Triple A, la seria y estable

La Lucha al Millón

¿Qué es la Lucha Libre y para qué sirve? No estoy seguro de que las respuestas a estas preguntas se hayan mantenido constantes durante los 87 años de historia del deporte espectáculo. Muy probablemente las motivaciones de don Salvador Lutteroth para promover Lucha Libre no sean las mismas que hoy tiene, por ejemplo, la Lic. Marisela Peña o la familia Moreno, ni siquiera la tercera generación Lutteroth. El mundo no es el mismo que en 1933.

Para bien o para mal, la Lucha Libre compite, por ejemplo, con el cine, el teatro, un partido de futbol, algún concierto o incluso Netflix o Amazon Prime como una opción más de entretenimiento, un entretenimiento que cada vez es más personalizado. El reto consiste en diseñar experiencias que le parezcan atractivas a muchas personas pero que además puedan satisfacer las necesidades de cada una de esas personas.

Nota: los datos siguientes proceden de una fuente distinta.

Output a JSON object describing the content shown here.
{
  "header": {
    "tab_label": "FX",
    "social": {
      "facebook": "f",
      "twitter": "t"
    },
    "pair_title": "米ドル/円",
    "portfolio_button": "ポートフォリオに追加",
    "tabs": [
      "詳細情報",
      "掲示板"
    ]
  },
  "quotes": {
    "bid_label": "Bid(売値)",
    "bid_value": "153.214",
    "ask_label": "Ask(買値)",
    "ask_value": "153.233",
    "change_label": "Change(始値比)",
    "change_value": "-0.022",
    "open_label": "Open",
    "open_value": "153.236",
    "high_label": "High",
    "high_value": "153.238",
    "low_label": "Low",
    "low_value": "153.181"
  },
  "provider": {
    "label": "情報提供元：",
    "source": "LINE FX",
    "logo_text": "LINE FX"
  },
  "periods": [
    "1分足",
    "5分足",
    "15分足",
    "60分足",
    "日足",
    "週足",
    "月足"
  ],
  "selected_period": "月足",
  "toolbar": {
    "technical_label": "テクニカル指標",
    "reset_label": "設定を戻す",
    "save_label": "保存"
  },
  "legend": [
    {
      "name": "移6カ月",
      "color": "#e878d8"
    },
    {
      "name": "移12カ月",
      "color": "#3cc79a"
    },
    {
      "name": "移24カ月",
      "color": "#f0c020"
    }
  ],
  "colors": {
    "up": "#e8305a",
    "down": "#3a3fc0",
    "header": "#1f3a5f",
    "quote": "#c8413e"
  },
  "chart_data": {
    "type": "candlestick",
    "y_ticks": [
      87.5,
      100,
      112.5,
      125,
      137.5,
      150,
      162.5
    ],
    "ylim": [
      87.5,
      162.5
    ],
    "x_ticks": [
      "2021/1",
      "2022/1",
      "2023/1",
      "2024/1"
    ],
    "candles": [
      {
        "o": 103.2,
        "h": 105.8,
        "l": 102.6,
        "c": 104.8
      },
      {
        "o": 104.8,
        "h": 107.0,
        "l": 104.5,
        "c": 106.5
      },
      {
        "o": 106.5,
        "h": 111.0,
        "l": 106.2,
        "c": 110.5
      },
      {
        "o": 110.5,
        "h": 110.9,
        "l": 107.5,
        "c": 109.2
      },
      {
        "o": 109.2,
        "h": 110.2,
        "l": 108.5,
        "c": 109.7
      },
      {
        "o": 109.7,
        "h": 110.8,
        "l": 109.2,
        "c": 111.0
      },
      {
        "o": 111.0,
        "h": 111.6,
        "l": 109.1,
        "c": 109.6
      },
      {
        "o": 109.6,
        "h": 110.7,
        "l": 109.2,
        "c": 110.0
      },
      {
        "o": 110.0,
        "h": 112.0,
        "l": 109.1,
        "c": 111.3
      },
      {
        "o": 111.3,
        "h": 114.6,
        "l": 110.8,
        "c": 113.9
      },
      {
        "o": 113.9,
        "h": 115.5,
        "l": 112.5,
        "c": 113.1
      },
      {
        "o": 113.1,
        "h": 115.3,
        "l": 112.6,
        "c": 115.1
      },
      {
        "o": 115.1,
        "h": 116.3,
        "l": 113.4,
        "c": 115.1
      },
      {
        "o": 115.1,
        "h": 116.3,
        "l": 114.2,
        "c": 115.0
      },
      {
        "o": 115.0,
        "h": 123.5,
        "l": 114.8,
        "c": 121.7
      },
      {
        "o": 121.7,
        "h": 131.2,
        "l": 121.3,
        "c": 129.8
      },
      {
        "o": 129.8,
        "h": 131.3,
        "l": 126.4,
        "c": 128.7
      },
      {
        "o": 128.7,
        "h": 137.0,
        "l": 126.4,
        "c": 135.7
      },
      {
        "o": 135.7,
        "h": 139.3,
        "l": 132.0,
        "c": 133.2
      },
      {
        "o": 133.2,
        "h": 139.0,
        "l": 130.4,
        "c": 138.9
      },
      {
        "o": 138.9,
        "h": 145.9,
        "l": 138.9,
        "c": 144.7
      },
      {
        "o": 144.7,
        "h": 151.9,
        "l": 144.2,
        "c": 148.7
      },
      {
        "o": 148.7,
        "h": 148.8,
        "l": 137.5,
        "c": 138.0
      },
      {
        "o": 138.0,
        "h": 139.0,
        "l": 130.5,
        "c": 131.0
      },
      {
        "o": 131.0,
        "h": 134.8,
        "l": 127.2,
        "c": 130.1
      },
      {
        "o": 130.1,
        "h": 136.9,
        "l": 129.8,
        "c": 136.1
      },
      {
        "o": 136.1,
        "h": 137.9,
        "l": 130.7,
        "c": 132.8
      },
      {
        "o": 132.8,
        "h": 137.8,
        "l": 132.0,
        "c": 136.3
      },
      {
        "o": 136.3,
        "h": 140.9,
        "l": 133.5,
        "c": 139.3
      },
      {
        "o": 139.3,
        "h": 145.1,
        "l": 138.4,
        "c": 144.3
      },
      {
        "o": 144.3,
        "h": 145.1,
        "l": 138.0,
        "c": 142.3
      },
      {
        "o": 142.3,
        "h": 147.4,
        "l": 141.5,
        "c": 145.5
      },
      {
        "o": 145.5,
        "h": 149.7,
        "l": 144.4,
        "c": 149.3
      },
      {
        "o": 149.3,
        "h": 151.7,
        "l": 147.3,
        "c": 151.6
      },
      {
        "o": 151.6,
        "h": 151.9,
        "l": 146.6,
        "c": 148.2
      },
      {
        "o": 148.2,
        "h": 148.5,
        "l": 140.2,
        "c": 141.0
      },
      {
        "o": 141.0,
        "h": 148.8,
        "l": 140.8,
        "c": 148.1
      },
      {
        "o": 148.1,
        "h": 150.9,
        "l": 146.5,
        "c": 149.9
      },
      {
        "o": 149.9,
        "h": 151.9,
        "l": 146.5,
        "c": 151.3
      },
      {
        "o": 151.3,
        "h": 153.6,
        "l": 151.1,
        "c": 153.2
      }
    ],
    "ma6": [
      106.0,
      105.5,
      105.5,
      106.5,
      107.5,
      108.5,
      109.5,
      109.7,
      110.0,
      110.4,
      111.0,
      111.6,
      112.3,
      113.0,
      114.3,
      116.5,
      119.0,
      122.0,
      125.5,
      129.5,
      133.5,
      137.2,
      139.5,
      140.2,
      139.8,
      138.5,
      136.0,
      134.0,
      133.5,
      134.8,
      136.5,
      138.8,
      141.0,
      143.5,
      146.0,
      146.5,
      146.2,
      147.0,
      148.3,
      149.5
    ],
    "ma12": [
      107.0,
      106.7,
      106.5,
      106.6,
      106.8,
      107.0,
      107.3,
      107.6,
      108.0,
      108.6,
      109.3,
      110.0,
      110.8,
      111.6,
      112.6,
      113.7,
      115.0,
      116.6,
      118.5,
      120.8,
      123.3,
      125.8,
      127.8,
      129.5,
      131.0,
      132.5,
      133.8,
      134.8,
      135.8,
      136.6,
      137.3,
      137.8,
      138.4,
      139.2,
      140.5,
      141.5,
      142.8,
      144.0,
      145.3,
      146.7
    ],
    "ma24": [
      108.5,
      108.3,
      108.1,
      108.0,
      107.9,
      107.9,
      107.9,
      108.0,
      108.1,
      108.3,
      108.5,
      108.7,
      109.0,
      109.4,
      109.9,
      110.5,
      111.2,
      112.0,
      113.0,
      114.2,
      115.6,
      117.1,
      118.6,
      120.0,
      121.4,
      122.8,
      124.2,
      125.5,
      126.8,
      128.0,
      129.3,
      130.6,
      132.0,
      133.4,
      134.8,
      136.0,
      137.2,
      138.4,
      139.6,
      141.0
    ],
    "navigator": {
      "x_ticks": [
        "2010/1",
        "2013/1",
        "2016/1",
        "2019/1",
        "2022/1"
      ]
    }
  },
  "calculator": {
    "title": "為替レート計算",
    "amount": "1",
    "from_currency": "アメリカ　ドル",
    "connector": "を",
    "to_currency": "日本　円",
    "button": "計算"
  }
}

En cuanto a Lucha Libre, un ejemplo claro para demostrar cómo entretener en esta época fue Triplemanía XVII. La función incluyó una lucha de apuestas entre Dr. Wagner Jr y Blue Demon Jr, dos de los personajes más icónicos en la historia del deporte, pero también tuvo la presencia de Kenny Omega, considerado como uno de los mejores luchadores a nivel mundial, y además tuvo el colorido y el carisma de Niño Hamburguesa y Big Mami, y también la primera lucha femenil de escaleras por un campeonato, la presencia La Parka y un breve enfrentamiento entre dos referentes de la década de los noventa como Vampiro y Konnan. Hay que satisfacer a más, uno por uno.

Triple A se abrió mercado en Estados Unidos. Primero con Lucha Underground, posteriormente con las narraciones en inglés para la plataforma Twich, después vino la alianza con la emergente pero poderosa empresa AEW y finalmente con el primer show completamente de Lucha en el Hulu Theater del Madison Square Garden.

Mediante AAA y TV Azteca, la Lucha Libre logró regresar a los primeros planos de la televisión abierta nacional, algo que no sucedía desde hace más de una década. Sin ir más lejos, en medio de una pandemia, la Caravana Estelar ha montado un torneo a puerta cerrada de cuatro semanas. Los primeros dos episodios han superado las 200 mil reproducciones en YouTube. ¿Es arriesgado? Quizá; sin embargo, siguiendo un protocolo riguroso de sanidad, la empresa sigue cumpliendo su compromiso por entretener.

Durante estas dos semanas, AAA ha manifestado que tiene a los luchadores más taquilleros y más populares. Dr. Wagner Jr, Pentagón Jr, L.A. Park, Psycho Clown, Pagano, Lady Shani… todos son capaces de llenar cualquier arena del país. Muy pocas son las estrellas de la Lucha Libre, no más de cinco, que no pertenecen o tienen participación en AAA.

No es que el CMLL no sea serio o estable. La cuestión es que esa seriedad y estabilidad es lo menos que se esperaría de la empresa que se jacta de haber creado la Lucha Libre, con cuatro arenas de su propiedad. Ante la crisis, el Consejo, enarbolado en la bandera de ponerle espalda plana al coronavirus, también ha movilizado a luchadores y conductores que rebasan los cincuenta años de edad para sus shows digitales. Las dos empresas más importantes de México están ofreciendo contenido a través de las plataformas. ¿Cuál de las dos está entreteniendo al público?

Sin arenas propias y con un elenco más reducido que la empresa que creó la Lucha Libre, AAA ha sabido interpretar la globalización mejor que sus competidores y está dando pasos para entretener cada vez mejor. En ese proceso, la Caravana Estelar es la más seria y estable.